CRS lors de la manifestation du 1er mai 2026 à Lyon. (CM)

Lyon : le PCF du Rhône dénonce des "violences policières" lors de la manifestation du 1er mai

Après l’intersyndicale, c’est au tour du Parti communiste français (PCF) du Rhône de dénoncer des interventions policières jugées brutales lors du 1er mai.

Dans un communiqué publié ce samedi 2 mai, la fédération du Rhône du Parti communiste français (PCF) affirme que la manifestation du 1er mai, qui a rassemblé entre 6 500 personnes selon les autorités et 12 000 personnes selon les organisateurs, s’est déroulée "dans un esprit festif et combatif" à Lyon, sans débordements majeurs.

Le parti accuse pourtant les forces de l’ordre d’avoir "fait le choix de la provocation", évoquant plusieurs incursions policières au sein du cortège. Selon le PCF, des membres du service d’ordre syndical auraient été visés par des coups de matraque et une grenade de désencerclement aurait été lancée "au milieu du carré de tête".

Le communiqué pointe également des tirs de balles en caoutchouc, dont des cartouches auraient été retrouvées au sol.

"Encore une fois, des militants du service d’ordre intersyndical ont essuyé des coups de matraque indiscriminés"

Le PCF revient aussi sur les incidents survenus à l’arrivée du cortège place Bellecour.
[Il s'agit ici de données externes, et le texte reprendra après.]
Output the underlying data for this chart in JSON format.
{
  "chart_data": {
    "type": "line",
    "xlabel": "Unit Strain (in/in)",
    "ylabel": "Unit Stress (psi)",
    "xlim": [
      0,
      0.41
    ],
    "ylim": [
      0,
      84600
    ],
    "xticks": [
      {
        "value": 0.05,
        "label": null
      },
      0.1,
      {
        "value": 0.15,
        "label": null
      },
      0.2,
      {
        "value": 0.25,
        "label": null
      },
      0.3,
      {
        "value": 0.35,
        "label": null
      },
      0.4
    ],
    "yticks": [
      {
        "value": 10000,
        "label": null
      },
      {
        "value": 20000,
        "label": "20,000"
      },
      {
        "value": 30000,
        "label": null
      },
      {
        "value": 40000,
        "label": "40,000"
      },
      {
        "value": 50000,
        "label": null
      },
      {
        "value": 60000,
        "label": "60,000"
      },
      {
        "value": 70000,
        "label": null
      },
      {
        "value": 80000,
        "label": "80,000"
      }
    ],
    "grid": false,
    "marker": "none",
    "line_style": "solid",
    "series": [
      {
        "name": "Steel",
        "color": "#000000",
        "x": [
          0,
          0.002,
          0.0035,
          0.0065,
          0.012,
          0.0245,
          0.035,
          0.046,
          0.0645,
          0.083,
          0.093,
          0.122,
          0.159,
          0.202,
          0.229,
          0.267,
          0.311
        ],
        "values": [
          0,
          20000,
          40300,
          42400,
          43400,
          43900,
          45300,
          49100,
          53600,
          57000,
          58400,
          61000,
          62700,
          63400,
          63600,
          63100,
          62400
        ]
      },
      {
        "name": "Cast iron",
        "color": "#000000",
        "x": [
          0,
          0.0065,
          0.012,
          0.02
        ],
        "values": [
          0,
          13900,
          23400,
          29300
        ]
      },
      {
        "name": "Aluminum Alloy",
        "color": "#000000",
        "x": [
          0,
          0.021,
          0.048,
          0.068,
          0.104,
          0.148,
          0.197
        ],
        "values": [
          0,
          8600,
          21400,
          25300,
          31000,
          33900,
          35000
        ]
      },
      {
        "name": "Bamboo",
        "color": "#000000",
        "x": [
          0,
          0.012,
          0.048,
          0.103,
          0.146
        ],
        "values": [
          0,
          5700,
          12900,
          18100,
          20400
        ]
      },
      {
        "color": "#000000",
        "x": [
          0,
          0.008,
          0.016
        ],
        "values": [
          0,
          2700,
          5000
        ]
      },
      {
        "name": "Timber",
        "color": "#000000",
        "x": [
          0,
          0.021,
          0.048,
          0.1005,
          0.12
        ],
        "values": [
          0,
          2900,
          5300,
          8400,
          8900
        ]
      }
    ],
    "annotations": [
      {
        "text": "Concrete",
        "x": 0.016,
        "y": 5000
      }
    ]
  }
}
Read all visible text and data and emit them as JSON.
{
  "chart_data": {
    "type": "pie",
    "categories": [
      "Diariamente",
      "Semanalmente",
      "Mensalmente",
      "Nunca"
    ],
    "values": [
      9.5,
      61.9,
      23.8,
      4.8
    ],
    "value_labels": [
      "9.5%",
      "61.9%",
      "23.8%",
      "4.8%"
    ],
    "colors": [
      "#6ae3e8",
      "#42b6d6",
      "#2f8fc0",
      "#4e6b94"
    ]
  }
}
Alors que les manifestants terminaient la mobilisation dans une ambiance décrite comme "conviviale", une "pluie de gaz lacrymogène" se serait abattue sur la place, suivie de plusieurs charges policières.

"Encore une fois, des militants du service d’ordre intersyndical ont essuyé des coups de matraque indiscriminés", dénonce le parti, tout en affirmant que les circonstances de quatre interpellations restent "à éclaircir".

Dans ce contexte, la fédération communiste apporte son soutien aux syndicalistes blessés et assure qu’elle accompagnera les organisations dans d’éventuelles démarches judiciaires. "Contre les violences policières et la répression des travailleurs une seule réponse : la solidarité de classe", conclut Benoît Roux, secrétaire du PCF du Rhône.

Lire aussi : "AFA", "N…. ta mère" : la statue de Louis XIV taguée après la manifestation du 1er mai place Bellecour

La préfecture évoque des tirs de mortiers

Une version que ne partage pas la préfecture du Rhône. Sollicitée par Lyon Capitale après les premières accusations de l’intersyndicale, ce vendredi, elle affirme que les forces de l’ordre sont intervenues en réaction à des "tirs de mortiers" émanant d’un groupe d’une cinquantaine d’individus.

Selon les services de l’État, ces personnes, décrites comme "ultra minoritaires", seraient restées au contact de la tête de cortège tout au long de la manifestation.